Braconnage de gazelle en Tunisie. Illustration à partir de photo amateur

Dans une lettre de protestation, datée du 16 avril 2013, (voir en bas), adressée au Directeur Général des Forêts au Commissariat Régional de Développement Agricole de Kebili, cinq ONGs locales de Douz – dont “Tunisie Ecologie“, présidée par Abdel Majid Dabbar – dénoncent de graves atteintes faites à la faune et flore dans le Sahara tunisien et ce par plusieurs pratiques illégales, dont le braconnage d’espèces protégées par un groupe de personnalités venues des Pays du Golfe.

Devant ces cris d’alarme, et pour préserver ce qui reste de notre faune et notre flore, rares et fragiles, je me joints de nouveau à ces forces vives, qui ne cessent de réclamer vos rapides interventions pour arrêter ces massacres.
réclame M. Dabbar

Vente d’animaux en voie d’extinction et déboisement d’arbres protégés

Les cinq ONGs, soutenues par la société civile de la région de Kebili et de Douz, appellent le Directeur Général des Forêts à agir notamment contre la vente d’animaux en voie d’extinction au Souk traditionnel de Douz, tels que le Fennec, les oiseaux de proie, et la gazelle que l’on peut retrouver empaillée.

Des mesures pour protéger la flore fragile de la région sont également exigées afin d’arrêter les opérations de déboisement interdites d’arbres sahariens rares et protégés à fins de production de bois de charbon et utilisant des engins mécaniques ; ainsi que la Destruction des haies élaborées pour arrêter une désertification sur la route de Douz, El Hassy et Hnich qui menace les derniers arbres forestiers de la région.

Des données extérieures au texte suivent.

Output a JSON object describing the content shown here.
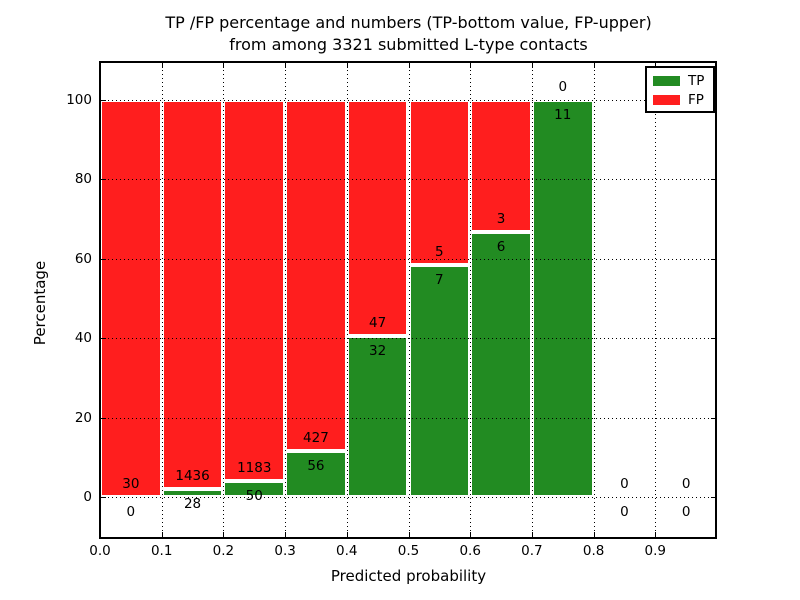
{
  "title": {
    "line1": "TP /FP percentage and numbers (TP-bottom value, FP-upper)",
    "line2": "from among 3321 submitted L-type contacts"
  },
  "colors": {
    "tp": "#228b22",
    "fp": "#ff1e1e",
    "grid": "#000000",
    "bar_edge": "#ffffff"
  },
  "legend": {
    "items": [
      {
        "label": "TP",
        "color_key": "tp"
      },
      {
        "label": "FP",
        "color_key": "fp"
      }
    ]
  },
  "chart_data": {
    "type": "bar",
    "stacked": true,
    "normalized": "percent",
    "title": "TP /FP percentage and numbers (TP-bottom value, FP-upper)\nfrom among 3321 submitted L-type contacts",
    "xlabel": "Predicted probability",
    "ylabel": "Percentage",
    "xlim": [
      0.0,
      1.0
    ],
    "ylim": [
      -10.3,
      109.6
    ],
    "xticks": [
      "0.0",
      "0.1",
      "0.2",
      "0.3",
      "0.4",
      "0.5",
      "0.6",
      "0.7",
      "0.8",
      "0.9"
    ],
    "yticks": [
      0,
      20,
      40,
      60,
      80,
      100
    ],
    "grid": true,
    "grid_style": "dotted",
    "legend_position": "upper right",
    "series": [
      {
        "name": "TP",
        "color_key": "tp",
        "counts": [
          0,
          28,
          50,
          56,
          32,
          7,
          6,
          11,
          0,
          0
        ]
      },
      {
        "name": "FP",
        "color_key": "fp",
        "counts": [
          30,
          1436,
          1183,
          427,
          47,
          5,
          3,
          0,
          0,
          0
        ]
      }
    ],
    "bins": [
      {
        "x0": 0.0,
        "x1": 0.1,
        "tp": 0,
        "fp": 30
      },
      {
        "x0": 0.1,
        "x1": 0.2,
        "tp": 28,
        "fp": 1436
      },
      {
        "x0": 0.2,
        "x1": 0.3,
        "tp": 50,
        "fp": 1183
      },
      {
        "x0": 0.3,
        "x1": 0.4,
        "tp": 56,
        "fp": 427
      },
      {
        "x0": 0.4,
        "x1": 0.5,
        "tp": 32,
        "fp": 47
      },
      {
        "x0": 0.5,
        "x1": 0.6,
        "tp": 7,
        "fp": 5
      },
      {
        "x0": 0.6,
        "x1": 0.7,
        "tp": 6,
        "fp": 3
      },
      {
        "x0": 0.7,
        "x1": 0.8,
        "tp": 11,
        "fp": 0
      },
      {
        "x0": 0.8,
        "x1": 0.9,
        "tp": 0,
        "fp": 0
      },
      {
        "x0": 0.9,
        "x1": 1.0,
        "tp": 0,
        "fp": 0
      }
    ]
  }
}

Les braconniers des Pays du Golf de nouveau en Tunisie
Les associations tunisiennes tirent également la sonnette d’alarme contre un phénomène grave de chasse illégale d’espèces protégées par des membres des pays du Golfe (Qataris et Koweitiens) qui sévit depuis plusieurs années dans la région de Tatatouine, Gabes et Douz, en établissant plusieurs camps dans le Sahara.

Dans deux précédents articles, nous avions abordé cette pratique, dénoncée par le même militant écologiste Abdel Magid Dabbar. Ces pratiques illicites étaient cautionnées par l’ancien chef du gouvernement Hamadi Jebali lui-même.
Des braconniers auraient établi des camps notamment dans les zones d’Om Echiah (versant sud des montagnes de la ville de Matmata), de Bir Soltan (à quelques kilomètres de Ksar Ghilen), d’El Oueara (au sud-ouest du gouvernorat de Tataouine) et chasseraient illégalement les outardes (houbara en arabe) et les dernières gazelles dorcas et rim. Rappelons que nous avions également contacté la direction des Forêts à plusieurs reprises sans avoir aucune possibilité d’aborder un responsable.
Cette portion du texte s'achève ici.